The orchestration problem

When you run multiple agents in sequence — one generating a plan, another executing it, a third verifying the result — state management becomes the dominant engineering challenge. Not because it's conceptually hard, but because the failure modes are invisible until production.

Consider a three-agent pipeline:

  1. Planner generates a task decomposition
  2. Executor runs each subtask against the codebase
  3. Verifier checks the output against the original intent
async def run_pipeline(task):
    plan = await planner.generate(task)
    for i, step in enumerate(plan.steps):
        checkpoint = state.snapshot()
        result = await executor.run(step)

        if not await verifier.check(result, step):
            state.restore(checkpoint)
            result = await executor.run(step, retry=True)

The cost of a checkpoint is ~200ms. The cost of a full restart is 30–90 seconds.

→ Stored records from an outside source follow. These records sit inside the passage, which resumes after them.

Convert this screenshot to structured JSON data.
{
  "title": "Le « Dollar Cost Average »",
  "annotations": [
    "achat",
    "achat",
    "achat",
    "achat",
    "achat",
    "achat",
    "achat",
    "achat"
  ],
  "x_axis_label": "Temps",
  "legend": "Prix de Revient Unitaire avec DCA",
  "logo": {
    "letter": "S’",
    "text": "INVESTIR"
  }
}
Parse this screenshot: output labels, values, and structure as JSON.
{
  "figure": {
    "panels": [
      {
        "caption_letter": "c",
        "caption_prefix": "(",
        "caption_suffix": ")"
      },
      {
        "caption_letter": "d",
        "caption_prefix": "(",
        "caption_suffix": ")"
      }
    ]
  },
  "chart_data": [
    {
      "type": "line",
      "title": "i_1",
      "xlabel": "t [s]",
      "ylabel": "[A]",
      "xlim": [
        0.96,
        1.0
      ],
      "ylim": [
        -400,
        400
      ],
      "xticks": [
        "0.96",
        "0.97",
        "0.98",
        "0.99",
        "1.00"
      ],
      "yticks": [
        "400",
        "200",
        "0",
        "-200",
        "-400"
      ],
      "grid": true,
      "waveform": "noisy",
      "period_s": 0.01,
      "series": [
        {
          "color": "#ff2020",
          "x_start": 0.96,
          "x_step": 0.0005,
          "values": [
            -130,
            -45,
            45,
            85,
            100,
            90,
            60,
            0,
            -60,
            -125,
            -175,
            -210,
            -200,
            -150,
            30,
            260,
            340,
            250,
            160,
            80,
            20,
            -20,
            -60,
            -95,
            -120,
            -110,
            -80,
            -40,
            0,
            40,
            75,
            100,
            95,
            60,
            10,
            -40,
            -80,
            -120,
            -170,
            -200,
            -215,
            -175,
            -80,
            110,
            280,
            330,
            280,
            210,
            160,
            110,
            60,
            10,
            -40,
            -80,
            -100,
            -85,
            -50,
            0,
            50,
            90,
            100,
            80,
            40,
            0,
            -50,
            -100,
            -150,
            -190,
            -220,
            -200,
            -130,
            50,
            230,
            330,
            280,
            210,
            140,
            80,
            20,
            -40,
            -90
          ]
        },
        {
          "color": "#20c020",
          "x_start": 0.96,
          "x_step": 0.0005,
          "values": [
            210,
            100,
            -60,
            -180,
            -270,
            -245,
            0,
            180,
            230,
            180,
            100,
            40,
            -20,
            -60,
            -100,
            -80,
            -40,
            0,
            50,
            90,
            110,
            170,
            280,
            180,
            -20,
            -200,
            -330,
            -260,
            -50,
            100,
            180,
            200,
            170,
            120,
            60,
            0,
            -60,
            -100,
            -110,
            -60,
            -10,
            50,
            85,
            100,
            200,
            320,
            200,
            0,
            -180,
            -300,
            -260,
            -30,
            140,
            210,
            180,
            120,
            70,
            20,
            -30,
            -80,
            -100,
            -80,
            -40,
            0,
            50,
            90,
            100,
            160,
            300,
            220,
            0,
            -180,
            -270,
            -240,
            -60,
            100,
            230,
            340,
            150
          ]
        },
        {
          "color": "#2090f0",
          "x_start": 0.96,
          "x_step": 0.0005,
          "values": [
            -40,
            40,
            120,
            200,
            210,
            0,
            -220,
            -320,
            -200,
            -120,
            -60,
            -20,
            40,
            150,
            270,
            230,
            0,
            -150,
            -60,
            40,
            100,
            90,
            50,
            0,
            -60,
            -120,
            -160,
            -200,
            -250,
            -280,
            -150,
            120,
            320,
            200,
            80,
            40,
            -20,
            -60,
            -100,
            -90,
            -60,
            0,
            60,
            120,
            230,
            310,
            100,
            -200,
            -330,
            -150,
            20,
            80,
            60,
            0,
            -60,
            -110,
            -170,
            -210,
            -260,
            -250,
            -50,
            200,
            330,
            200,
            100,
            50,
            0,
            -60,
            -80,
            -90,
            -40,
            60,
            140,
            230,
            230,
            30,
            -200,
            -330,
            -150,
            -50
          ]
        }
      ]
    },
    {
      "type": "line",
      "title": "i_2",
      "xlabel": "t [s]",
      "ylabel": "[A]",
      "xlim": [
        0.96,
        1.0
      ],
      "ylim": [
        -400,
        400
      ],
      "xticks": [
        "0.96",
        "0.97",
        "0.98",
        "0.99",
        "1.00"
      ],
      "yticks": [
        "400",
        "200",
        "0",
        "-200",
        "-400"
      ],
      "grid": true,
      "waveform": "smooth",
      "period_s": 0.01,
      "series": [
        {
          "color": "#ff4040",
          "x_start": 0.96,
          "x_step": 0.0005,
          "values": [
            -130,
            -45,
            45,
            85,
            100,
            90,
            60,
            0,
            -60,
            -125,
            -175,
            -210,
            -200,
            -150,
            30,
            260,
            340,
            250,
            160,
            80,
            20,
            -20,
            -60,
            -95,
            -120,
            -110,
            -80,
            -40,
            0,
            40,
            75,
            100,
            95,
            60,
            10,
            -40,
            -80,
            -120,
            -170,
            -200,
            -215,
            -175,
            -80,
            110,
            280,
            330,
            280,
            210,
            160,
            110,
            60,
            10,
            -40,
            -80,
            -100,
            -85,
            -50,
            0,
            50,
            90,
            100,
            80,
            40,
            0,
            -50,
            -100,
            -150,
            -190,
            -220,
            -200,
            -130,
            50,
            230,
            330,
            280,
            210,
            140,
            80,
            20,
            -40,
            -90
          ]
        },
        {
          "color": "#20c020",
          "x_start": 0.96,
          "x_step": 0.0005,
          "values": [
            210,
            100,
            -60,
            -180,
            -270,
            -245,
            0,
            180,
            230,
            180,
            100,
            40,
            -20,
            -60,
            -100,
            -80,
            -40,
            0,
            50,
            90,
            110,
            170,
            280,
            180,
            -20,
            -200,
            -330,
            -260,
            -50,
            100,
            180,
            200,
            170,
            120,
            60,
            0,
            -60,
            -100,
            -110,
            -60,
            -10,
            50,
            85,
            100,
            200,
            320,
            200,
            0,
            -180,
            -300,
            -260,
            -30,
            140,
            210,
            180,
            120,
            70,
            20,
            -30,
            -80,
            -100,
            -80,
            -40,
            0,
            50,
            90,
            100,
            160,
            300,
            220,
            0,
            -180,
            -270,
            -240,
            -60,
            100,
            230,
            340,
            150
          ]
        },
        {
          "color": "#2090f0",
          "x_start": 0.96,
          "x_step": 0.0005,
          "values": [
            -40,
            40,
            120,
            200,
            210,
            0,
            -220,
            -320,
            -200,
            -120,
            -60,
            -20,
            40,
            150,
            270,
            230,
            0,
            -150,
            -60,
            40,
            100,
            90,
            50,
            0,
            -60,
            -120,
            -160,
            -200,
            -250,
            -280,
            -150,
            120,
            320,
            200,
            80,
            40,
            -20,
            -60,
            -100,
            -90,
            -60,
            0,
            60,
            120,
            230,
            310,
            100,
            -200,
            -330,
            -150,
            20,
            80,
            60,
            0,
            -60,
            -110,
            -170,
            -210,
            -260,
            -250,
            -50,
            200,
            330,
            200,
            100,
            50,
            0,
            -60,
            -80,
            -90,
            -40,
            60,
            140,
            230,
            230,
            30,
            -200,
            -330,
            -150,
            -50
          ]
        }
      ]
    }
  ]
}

MetricWithout checkpointsWith checkpointsChange
Mean completion45s38s−16%
p95 completion180s52s−71%

Checkpoints are the cheapest insurance in agent orchestration. The 200ms overhead per step is invisible. The 30–90s restart cost when you don't have them is not.

What we got wrong

  • Checkpoint size grows. After 50 steps, accumulated snapshots consumed 2GB. We added a sliding window — keep the last 5, evict older ones.
  • The verifier is the bottleneck. Verification took 40% of total pipeline time. We moved to async verification.